Jim Bean, entrepreneur, tech seed investor, and former vice president of retail at Apple pointed out that corporate influencers have stepped up to align with the values of environmentally conscious consumers, but it’s not always easy for them to do so.

"I think CEOs and companies need to start thinking about running their business in a climate friendly way, but you can’t always justify it by the numbers," Bean said. "Shareholders will ask you why you’re doing certain things. You need a long term strategy around why you’re adopting a different business model on some of these things. You have to look into the future and have a vision of where you want to be and how you want to position your business."

Regardless, some enterprises are taking their chances. During his tenure at Apple, Bean saw the company successfully shift its operations to a model that’s entirely carbon neutral. Patagonia and Levi’s have adopted "degrowth" strategies to reduce unnecessary waste by reusing and reselling clothes. "The cost of not having a choice can be more expensive than adding a little cost to your current business model," Bean justified.

[Want more great insight on technologies and trends accelerating the clean economy? Subscribe to our free Climate Tech Rundown newsletter. ]

But at the end of the day, businesses respond the most to incentives. Corporations are required by their governing boards and their investors to consistently hit a certain percentage of earnings every year. Moreover, ideas of rewriting capitalist structures have been around for a very long time, and yet we’re seeing that it’s a very slow movement.

That’s why community partnership, coupled with government support, is crucial.

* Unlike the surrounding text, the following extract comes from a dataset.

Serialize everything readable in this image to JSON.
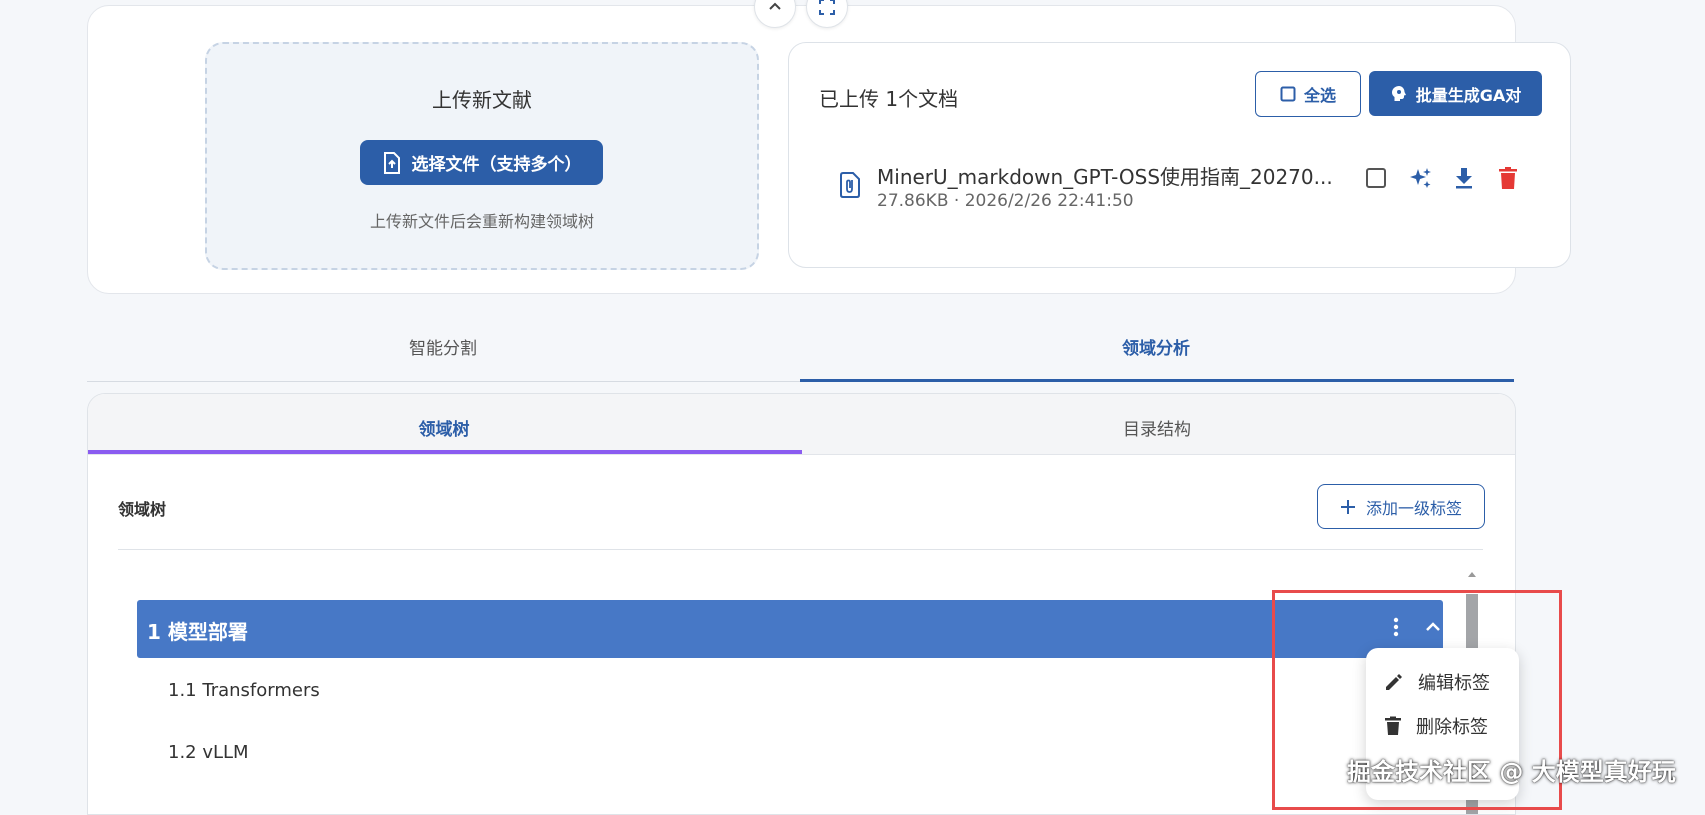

A report from the Center for Global Development found that 63 percent of carbon emissions come from developing countries, highlighting the need for climate-based resources and education in these areas. Luckily, Silicon Valley, corporate leaders and non-profit organizations already have these tools in their disposal — it’s just a matter of distributing them in ways that make sense and includes everyone, even the most marginalized.

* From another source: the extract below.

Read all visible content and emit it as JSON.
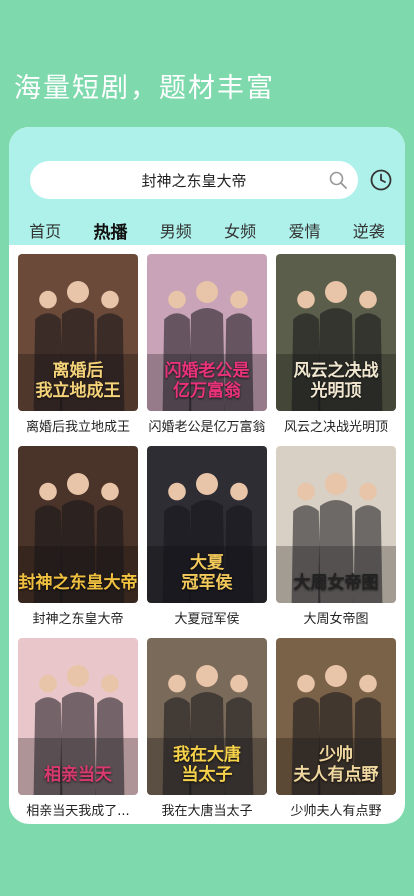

In the U.S., this strategy is already being applied to aid indigenous communities in building their own form of climate resilience. In November, the Biden administration approved a bipartisan infrastructure deal, allocating $216 million to Native populations specifically for climate-related programs. Such efforts, however, need to be widely adopted.

"It’s really about learning from everyone and looking at those educational experiences, and seeing where that takes you," Rivas said. "That in and of itself is innovation: not being a leader, but rather accepting yourself as a community member."

Striking an intersectional balance

The density of talent, capital and inventiveness Silicon Valley and the tech industry at large possesses has undoubtedly granted us opportunities to reverse some of our not-so-eco-friendly habits in unique ways, but that doesn’t mean it should stop there.

We must move forward by approaching this crisis from many angles. For the Silicon Valley types and leaders within the tech industry, focusing on the knowledge and experiences that already exist but are often left unheard can provide deep insight into climate-related innovation efforts. Innovation is what drives our society forward, but the greatest innovations come when we listen and take a closer look at the needs of those around us.